Result: The rare records I’d acquired to sell on went for 99p each. This alone adequately flags up my complete lack of business acumen. The rest went for roughly what I expected it to.
Miscellania
I ran into Danny in Spittalfields Market and tried to palm a load of occult books off on him. I assumed he must know some freaky people who are still obssessed by all this stuff. My better half was impressed by my new zeal for geting rid of things. But either he doesn’t know any wand-wavers or like me he’s realised that a lot of it is too much trouble.
Get home and divvy up a load of books into 3 piles:
- Recycle: Books which are rubbish and not worth any money.
- Charity Shop: Books which are OK and not worth any money.
- Amazon shop: Books which are out of print and already up there for over 20 quid.
Amazon turns out to be a very slow way of getting rid of things, but people do pay top dollar.
I also found reams and reams of correspondence from the days before the internet. (Christ, that makes me sounds about 80!) A very nice evening was spent revisiting it before it too was savagely recycled. People used to really write, y’know? When I did a zine in the 90s there were dozens of people who wrote back with feedback – lots of them doing letters of 3 pages…
I offered the good people of Dissensus the chance to come and pick up 60 back issues of The Wire magazine and there were no takers, so in the recycling they went.

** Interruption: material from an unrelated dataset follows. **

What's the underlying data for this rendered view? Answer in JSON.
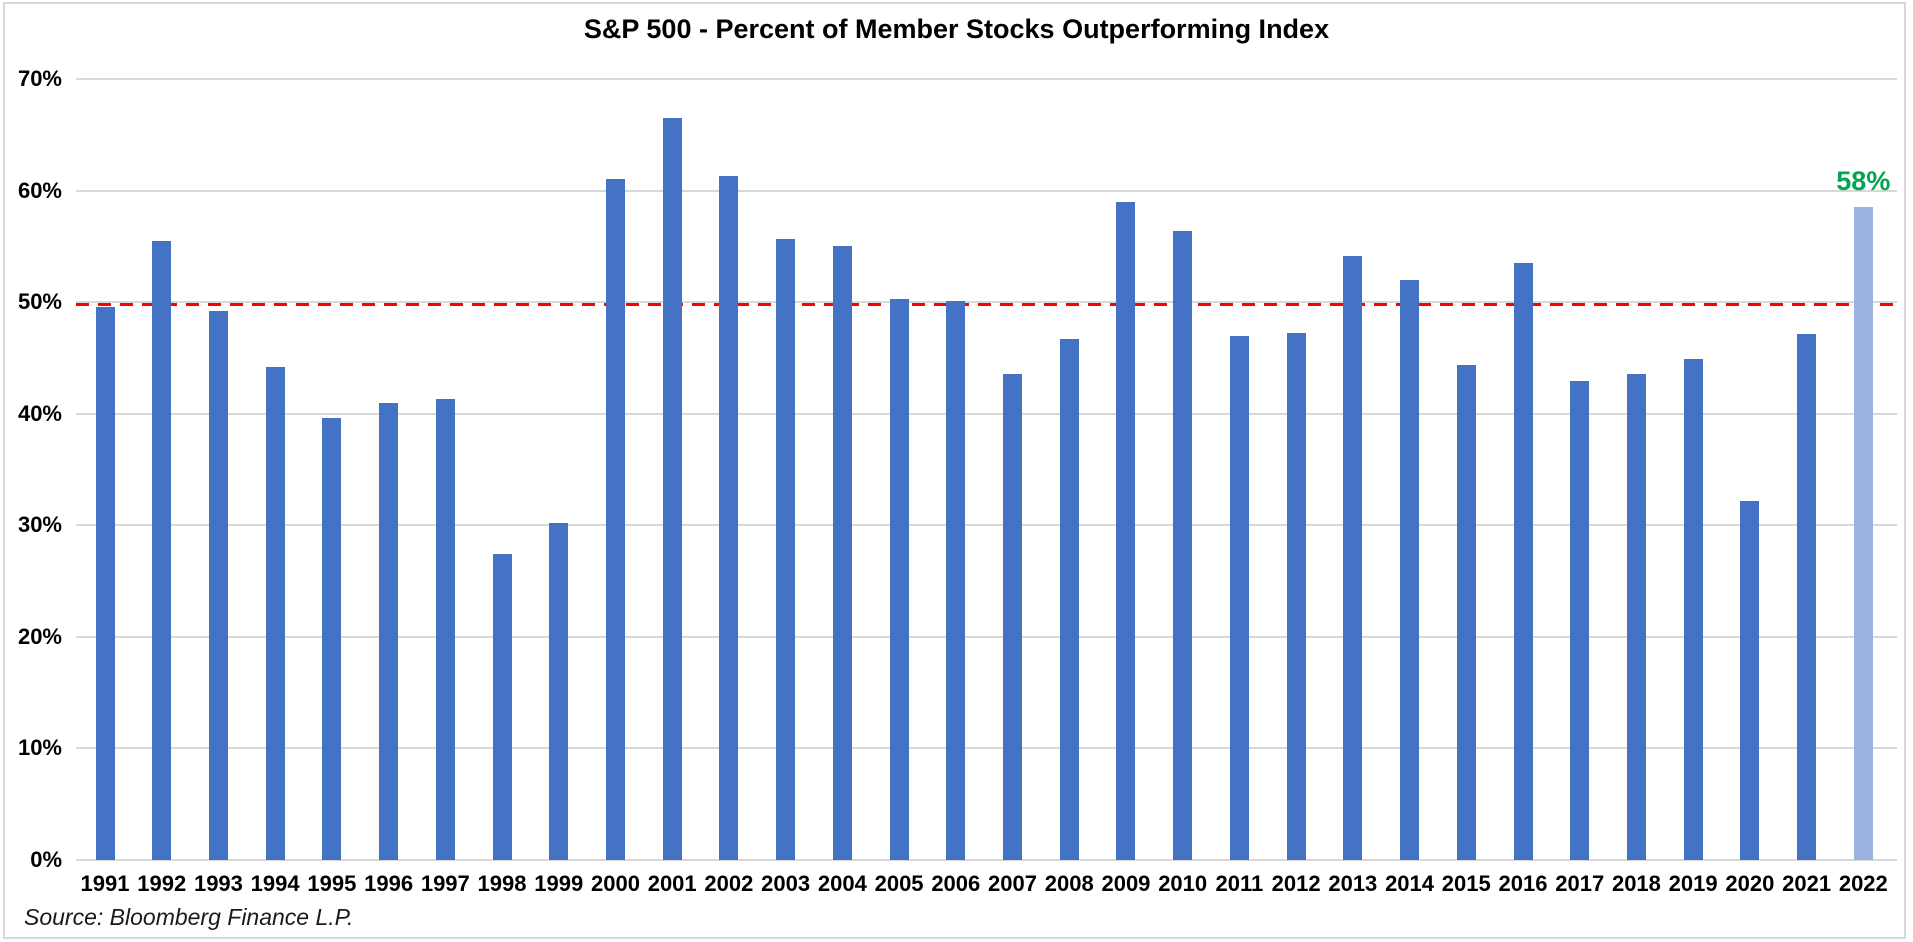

So that’s it, for now, I enjoyed the experience overall and as you can see it’s given me a chance to reappraise my past tastes. I’m proud of my 100% positive feedback and will probably do this again at some point. In the meantime there are more pressing matters to attend to – more news about them soon.

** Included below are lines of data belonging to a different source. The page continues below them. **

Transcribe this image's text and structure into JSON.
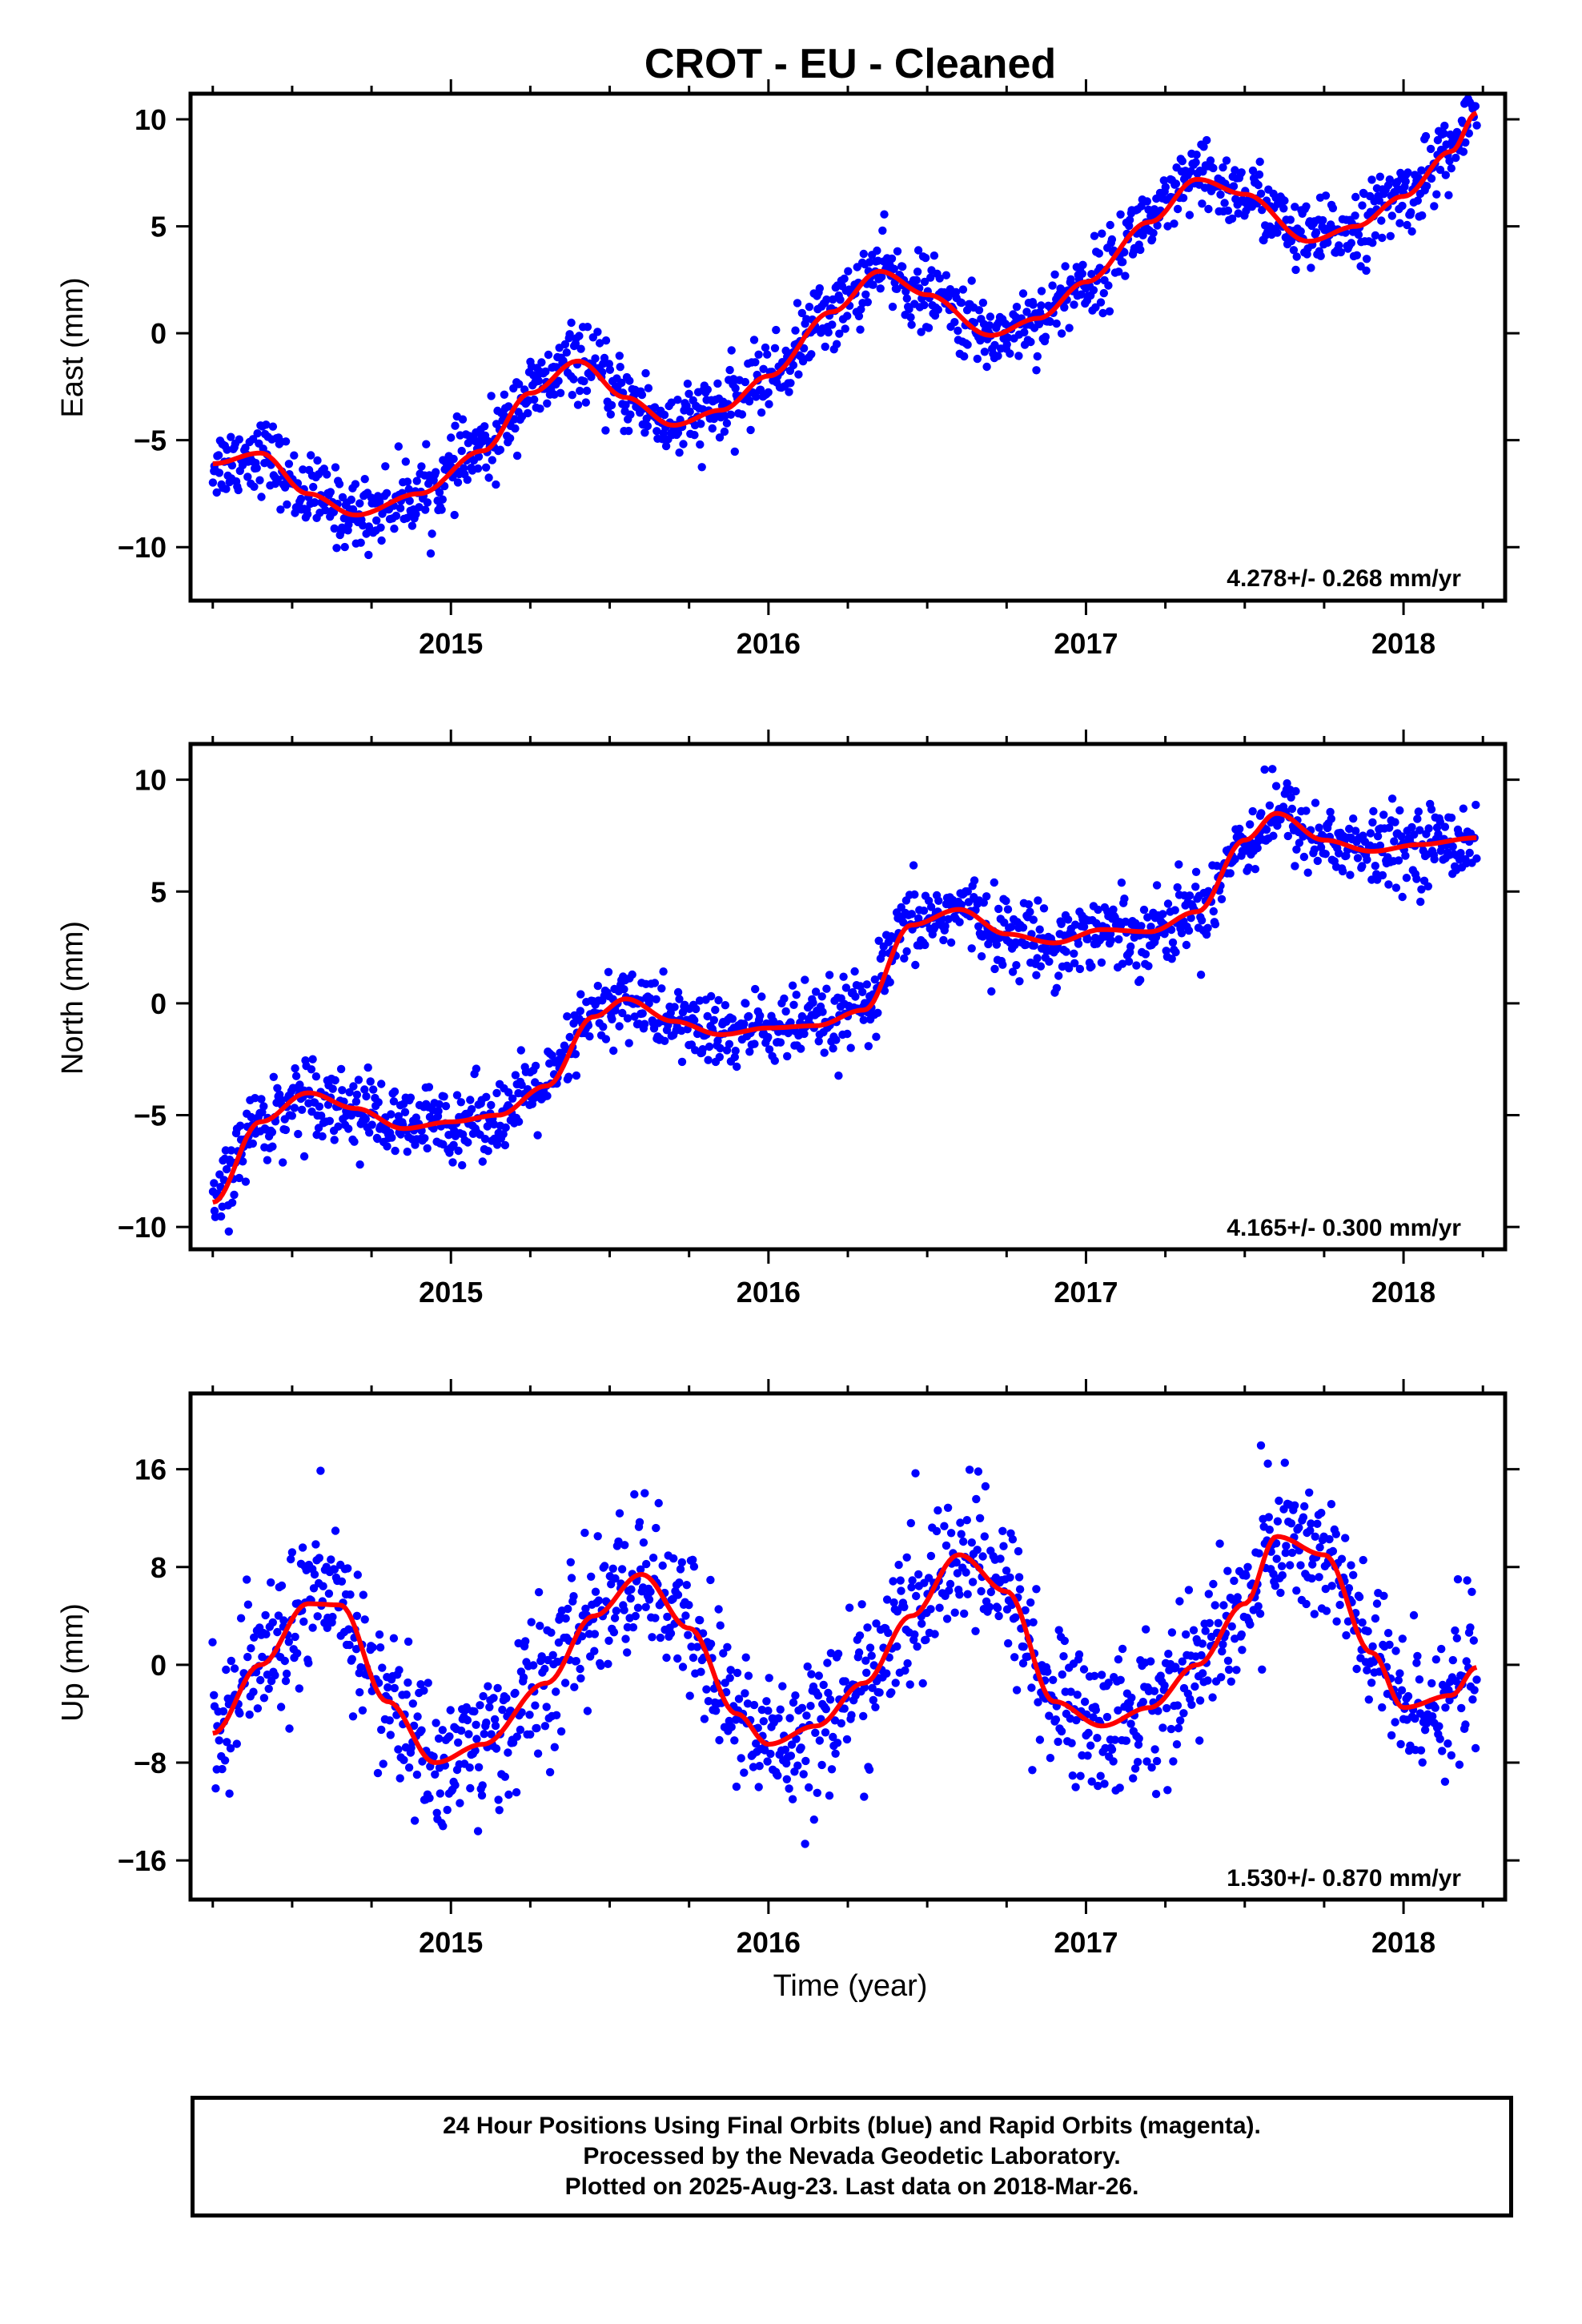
{
  "title": "CROT  - EU - Cleaned",
  "footer": {
    "line1": "24 Hour Positions Using Final Orbits (blue) and Rapid Orbits (magenta).",
    "line2": "Processed by the Nevada Geodetic Laboratory.",
    "line3": "Plotted on 2025-Aug-23. Last data on 2018-Mar-26."
  },
  "colors": {
    "points": "#0000ff",
    "fit": "#ff0000",
    "frame": "#000000"
  },
  "chart_data": [
    {
      "type": "scatter",
      "component": "east",
      "ylabel": "East (mm)",
      "xlabel": "",
      "rate_label": "4.278+/- 0.268 mm/yr",
      "xlim": [
        2014.18,
        2018.32
      ],
      "ylim": [
        -12.5,
        11.2
      ],
      "xticks": [
        2015,
        2016,
        2017,
        2018
      ],
      "yticks": [
        -10,
        -5,
        0,
        5,
        10
      ],
      "ytick_labels": [
        "−10",
        "−5",
        "0",
        "5",
        "10"
      ],
      "fit": {
        "x": [
          2014.25,
          2014.4,
          2014.55,
          2014.7,
          2014.9,
          2015.1,
          2015.25,
          2015.4,
          2015.55,
          2015.7,
          2015.85,
          2016.0,
          2016.2,
          2016.35,
          2016.5,
          2016.7,
          2016.85,
          2017.0,
          2017.2,
          2017.35,
          2017.5,
          2017.7,
          2017.85,
          2018.0,
          2018.15,
          2018.23
        ],
        "y": [
          -6.1,
          -5.6,
          -7.5,
          -8.5,
          -7.5,
          -5.5,
          -2.8,
          -1.3,
          -3.0,
          -4.3,
          -3.6,
          -2.0,
          1.0,
          2.9,
          1.8,
          -0.1,
          0.7,
          2.4,
          5.2,
          7.2,
          6.5,
          4.3,
          5.0,
          6.4,
          8.5,
          10.3
        ]
      },
      "noise": 1.0,
      "range_x": [
        2014.25,
        2018.23
      ]
    },
    {
      "type": "scatter",
      "component": "north",
      "ylabel": "North (mm)",
      "xlabel": "",
      "rate_label": "4.165+/- 0.300 mm/yr",
      "xlim": [
        2014.18,
        2018.32
      ],
      "ylim": [
        -11.0,
        11.6
      ],
      "xticks": [
        2015,
        2016,
        2017,
        2018
      ],
      "yticks": [
        -10,
        -5,
        0,
        5,
        10
      ],
      "ytick_labels": [
        "−10",
        "−5",
        "0",
        "5",
        "10"
      ],
      "fit": {
        "x": [
          2014.25,
          2014.4,
          2014.55,
          2014.7,
          2014.85,
          2015.0,
          2015.15,
          2015.3,
          2015.45,
          2015.55,
          2015.7,
          2015.85,
          2016.0,
          2016.15,
          2016.3,
          2016.45,
          2016.6,
          2016.75,
          2016.9,
          2017.05,
          2017.2,
          2017.35,
          2017.5,
          2017.6,
          2017.75,
          2017.9,
          2018.05,
          2018.23
        ],
        "y": [
          -8.9,
          -5.3,
          -4.0,
          -4.7,
          -5.6,
          -5.3,
          -5.0,
          -3.7,
          -0.6,
          0.2,
          -0.8,
          -1.4,
          -1.1,
          -1.0,
          -0.3,
          3.5,
          4.2,
          3.1,
          2.7,
          3.3,
          3.2,
          4.1,
          7.3,
          8.5,
          7.3,
          6.8,
          7.1,
          7.4
        ]
      },
      "noise": 1.0,
      "range_x": [
        2014.25,
        2018.23
      ]
    },
    {
      "type": "scatter",
      "component": "up",
      "ylabel": "Up (mm)",
      "xlabel": "Time (year)",
      "rate_label": "1.530+/- 0.870 mm/yr",
      "xlim": [
        2014.18,
        2018.32
      ],
      "ylim": [
        -19.2,
        22.2
      ],
      "xticks": [
        2015,
        2016,
        2017,
        2018
      ],
      "yticks": [
        -16,
        -8,
        0,
        8,
        16
      ],
      "ytick_labels": [
        "−16",
        "−8",
        "0",
        "8",
        "16"
      ],
      "fit": {
        "x": [
          2014.25,
          2014.4,
          2014.55,
          2014.65,
          2014.8,
          2014.95,
          2015.1,
          2015.3,
          2015.45,
          2015.6,
          2015.75,
          2015.9,
          2016.0,
          2016.15,
          2016.3,
          2016.45,
          2016.6,
          2016.75,
          2016.9,
          2017.05,
          2017.2,
          2017.35,
          2017.5,
          2017.6,
          2017.75,
          2017.9,
          2018.0,
          2018.15,
          2018.23
        ],
        "y": [
          -5.6,
          0.0,
          5.0,
          4.9,
          -3.0,
          -8.0,
          -6.5,
          -1.5,
          4.0,
          7.4,
          3.0,
          -4.0,
          -6.5,
          -5.0,
          -1.5,
          4.0,
          9.0,
          6.0,
          -3.0,
          -5.0,
          -3.5,
          0.0,
          5.0,
          10.5,
          9.0,
          1.0,
          -3.5,
          -2.5,
          -0.2
        ]
      },
      "noise": 3.6,
      "range_x": [
        2014.25,
        2018.23
      ]
    }
  ]
}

“I assumed he must know some freaky people who are still obssessed by all this stuff”
-luckily no, all the people who I actually like and have any contact with have actually done what you’ve done, and flogged off all the shite years ago. The only stuff that really goes for TOP DOLLAH is freakishly rare out of print stuff a lot of which is getting PDFed these days. I did see a copy of Frater UDs book on Sigil magic going for £70 fucking quid! I got rid of mine down the tape exchange about 6 months ago. Bollocks.
pdfs are definitely the way to go, I think. Especially for out of print fanzine type stuff. Tho obviously after I’ve sold everything, ha ha.
Lost for words?
so what was the total income from your ebay sale of stuff that once seemed important?
all the best
xc
Low low prices for PTV at ebay…let me know if you notice them picking up as I have a boxful of rareties an ex-roadie for them gave me.
I’ve been doing a couple of car boot sales, shifted loads of terribly scratchy ska at 50p an album. Sold a copy of a Eisenststein book that wouldn’t shift at ebay for a quid to a guy who made the special fx cameras for 2001.
it’s a funny old world.
Light years from London bases, the mission is resumed.
after 7 years in suspended animation…
AAA part II is Coming !!
Blimey!
fuck, you got rid of LETTERS?!?!
That’s hardcore!
i’ll be buried with my PTV and related crap, cause it ain’t worth shit, and i paid too much for it. i’m well past it, and all my cool stuff got stolen (C93 comic book and cd anyone?!). i’m in the states, so it was even more. can’t believe i dropped that much on vinyl back in the day, and all up in this day, i don’t even have a turntable. i miss mr. balance tho, RIP.